2025 Book Bracket Finale
The new year is in its infancy, and that means that it's time to decide which book was the best one I read in 2025. This also marks the fifth year of my book-blogging project, so I may need to make a special blog post determining the best book of the last five years. Or, maybe I wait until the end of 2026, so I can have a more even bracket.
Regardless of when the ultra-special bracket will happen, I'll follow the structure from last year's post to summarize 2025's best books.
Best in Genre
Spiritual Work: For the Love of Mary, by Fr. Daniel-Maria Klimek
Fiction (Fantasy): The Little White Horse, by Elizabeth Goudge
Fiction (Classic): To Kill a Mockingbird, by Harper Lee
Fiction (Realistic): The Sherlock Society, by James Ponti (audiobook)
Fiction (Historical): Gilead, by Marilynne Robinson
Auto/Biography: My God and My All, by Elizabeth Goudge
Literary Criticism/Reference: Tending the Heart of Virtue, by Vigen Guroian
Book-Moir: One Beautiful Dream, by Jen Fulwiler (audiobook)
Nonfiction: Bandersnatch: C. S. Lewis, J. R. R. Tolkien, and the Creative Collaboration of the Inklings, by Diana Pavlac Glyer (ebook)
Philosophy: Essays on Woman, by St. Edith Stein
Reread: To Kill a Mockingbird, by Harper Lee
Monthly Winners
January: A Monastery Journey to Christmas
February: For the Love of Mary
March: Tending the Heart of Virtue: How Classic Stories Awaken a Child's Moral Imagination
April: The Edge of Extinction: The Ark Plan
May: One Beautiful Dream: The Rollicking Tale of Family Chaos, Personal Passions, and Saying Yes to Them Both
June: Bandersnatch: C. S. Lewis, J. R. R. Tolkien, and the Creative Collaboration of the Inklings
July: Hannah Coulter
August: To Kill a Mockingbird
September: Light and Peace: Instructions for Devout Souls to Dispel Their Doubts and Allay Their Fears
October: The Cabin Faced West
November: Essays on Woman
December: The Last Unicorn
This is the first year in a while that I haven't reread Searching for and Maintaining Peace by Fr.
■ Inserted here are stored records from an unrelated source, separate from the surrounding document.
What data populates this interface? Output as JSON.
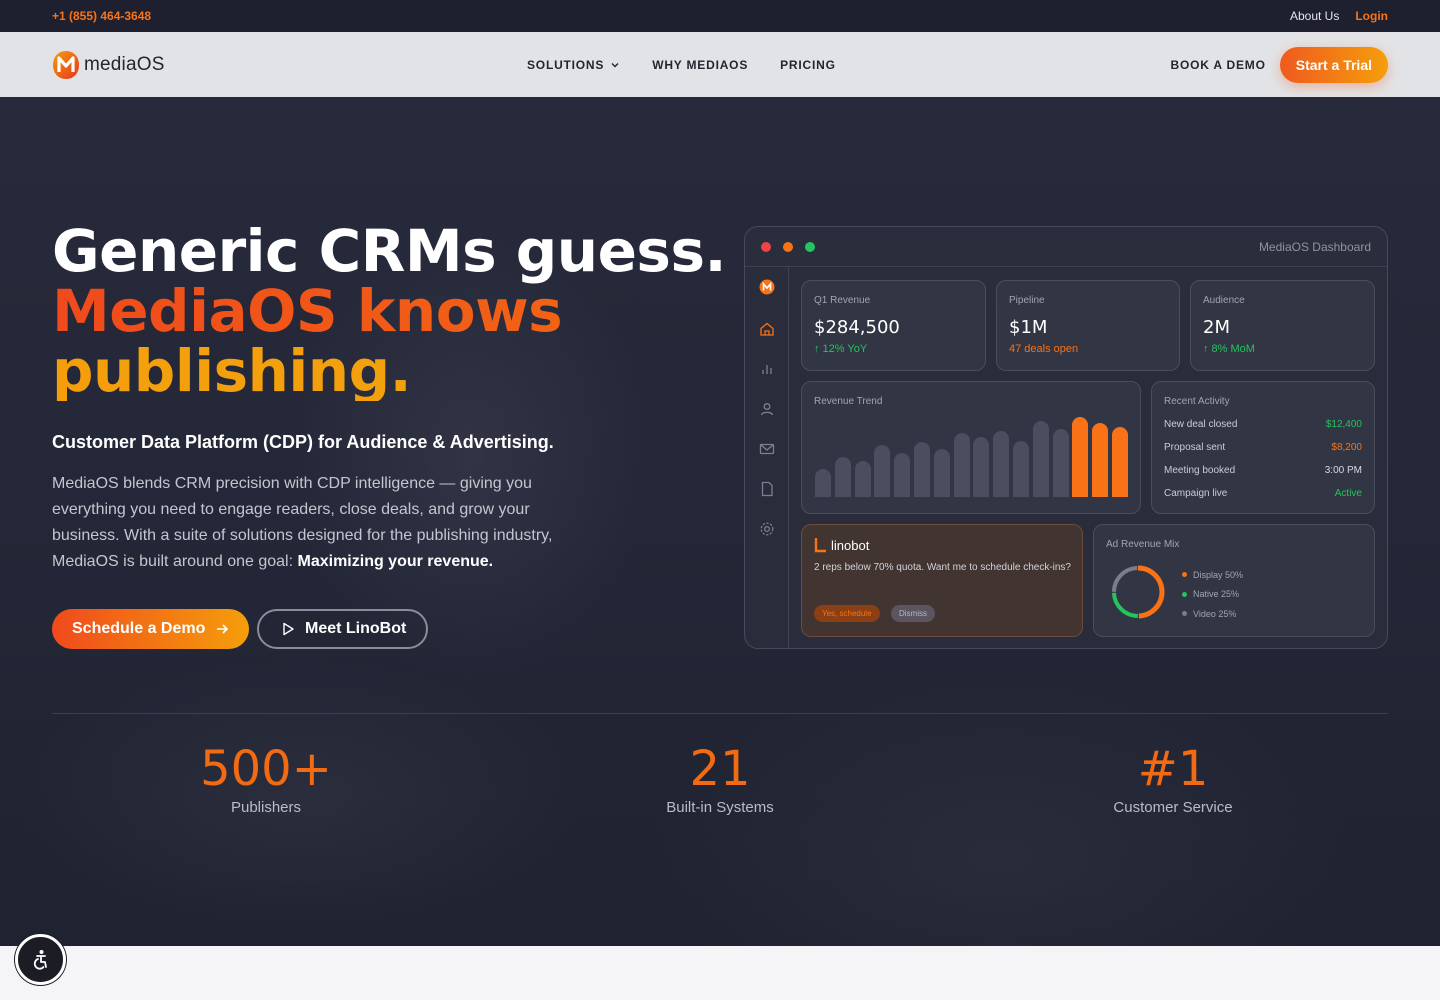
{
  "topbar": {
    "phone": "+1 (855) 464-3648",
    "about": "About Us",
    "login": "Login"
  },
  "nav": {
    "logo_text": "mediaOS",
    "menu": [
      "SOLUTIONS",
      "WHY MEDIAOS",
      "PRICING"
    ],
    "book_demo": "BOOK A DEMO",
    "start_trial": "Start a Trial"
  },
  "hero": {
    "headline_1": "Generic CRMs guess.",
    "headline_2": "MediaOS knows",
    "headline_3": "publishing.",
    "subheadline": "Customer Data Platform (CDP) for Audience & Advertising.",
    "paragraph": "MediaOS blends CRM precision with CDP intelligence — giving you everything you need to engage readers, close deals, and grow your business. With a suite of solutions designed for the publishing industry, MediaOS is built around one goal:",
    "paragraph_bold": "Maximizing your revenue.",
    "cta_primary": "Schedule a Demo",
    "cta_secondary": "Meet LinoBot"
  },
  "dashboard": {
    "title": "MediaOS Dashboard",
    "kpis": [
      {
        "label": "Q1 Revenue",
        "value": "$284,500",
        "sub": "↑ 12% YoY"
      },
      {
        "label": "Pipeline",
        "value": "$1M",
        "sub": "47 deals open"
      },
      {
        "label": "Audience",
        "value": "2M",
        "sub": "↑ 8% MoM"
      }
    ],
    "trend": {
      "label": "Revenue Trend",
      "values": [
        28,
        40,
        36,
        52,
        44,
        55,
        48,
        64,
        60,
        66,
        56,
        76,
        68,
        80,
        74,
        70
      ],
      "highlight_from": 13,
      "colors": {
        "bar": "#4b4e5e",
        "highlight": "#f97316"
      }
    },
    "activity": {
      "label": "Recent Activity",
      "rows": [
        {
          "name": "New deal closed",
          "value": "$12,400",
          "color": "#22c55e"
        },
        {
          "name": "Proposal sent",
          "value": "$8,200",
          "color": "#f97316"
        },
        {
          "name": "Meeting booked",
          "value": "3:00 PM",
          "color": "#d7d9e0"
        },
        {
          "name": "Campaign live",
          "value": "Active",
          "color": "#22c55e"
        }
      ]
    },
    "linobot": {
      "name": "linobot",
      "message": "2 reps below 70% quota. Want me to schedule check-ins?",
      "accept": "Yes, schedule",
      "dismiss": "Dismiss"
    },
    "ad_mix": {
      "label": "Ad Revenue Mix",
      "legend": [
        {
          "name": "Display 50%",
          "share": 50,
          "color": "#f97316"
        },
        {
          "name": "Native 25%",
          "share": 25,
          "color": "#22c55e"
        },
        {
          "name": "Video 25%",
          "share": 25,
          "color": "#7a7d8c"
        }
      ]
    }
  },
  "stats": [
    {
      "value": "500+",
      "label": "Publishers"
    },
    {
      "value": "21",
      "label": "Built-in Systems"
    },
    {
      "value": "#1",
      "label": "Customer Service"
    }
  ],
  "icons": {
    "brand": "mediaos-logo",
    "accessibility": "accessibility-icon"
  },
  "colors": {
    "accent": "#f97316",
    "accent_red": "#f04a1c",
    "accent_amber": "#f59e0b"
  }
}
Jacques Philippe, but it is the second year in a row that I've managed a full bracket.
Three monthly winners were spiritual works, five were fictional works (one fantasy, one science fiction), and one each of nonfiction, book memoir (book-moir), philosophical essays, and literary criticism. Overall, the bracket begins with a good variety of different types of books, especially with the understanding that I read or listen to so many works of fiction.
And, as always, some months had stronger competition than others, so books like Gilead and My God and My All should have had places in this yearly finale, but didn't have the chance because other books won their respective monthly brackets.
Other books or series to make note of include the Wilderking trilogy by Jonathan Rogers, Meditations Before Mass by Romano Guardini, Across Five Aprils by Irene Hunt, and Screen Kids: 5 Relational Skills Every Child Needs in a Tech-Driven World, by Arlene Pellicane and Gary Chapman.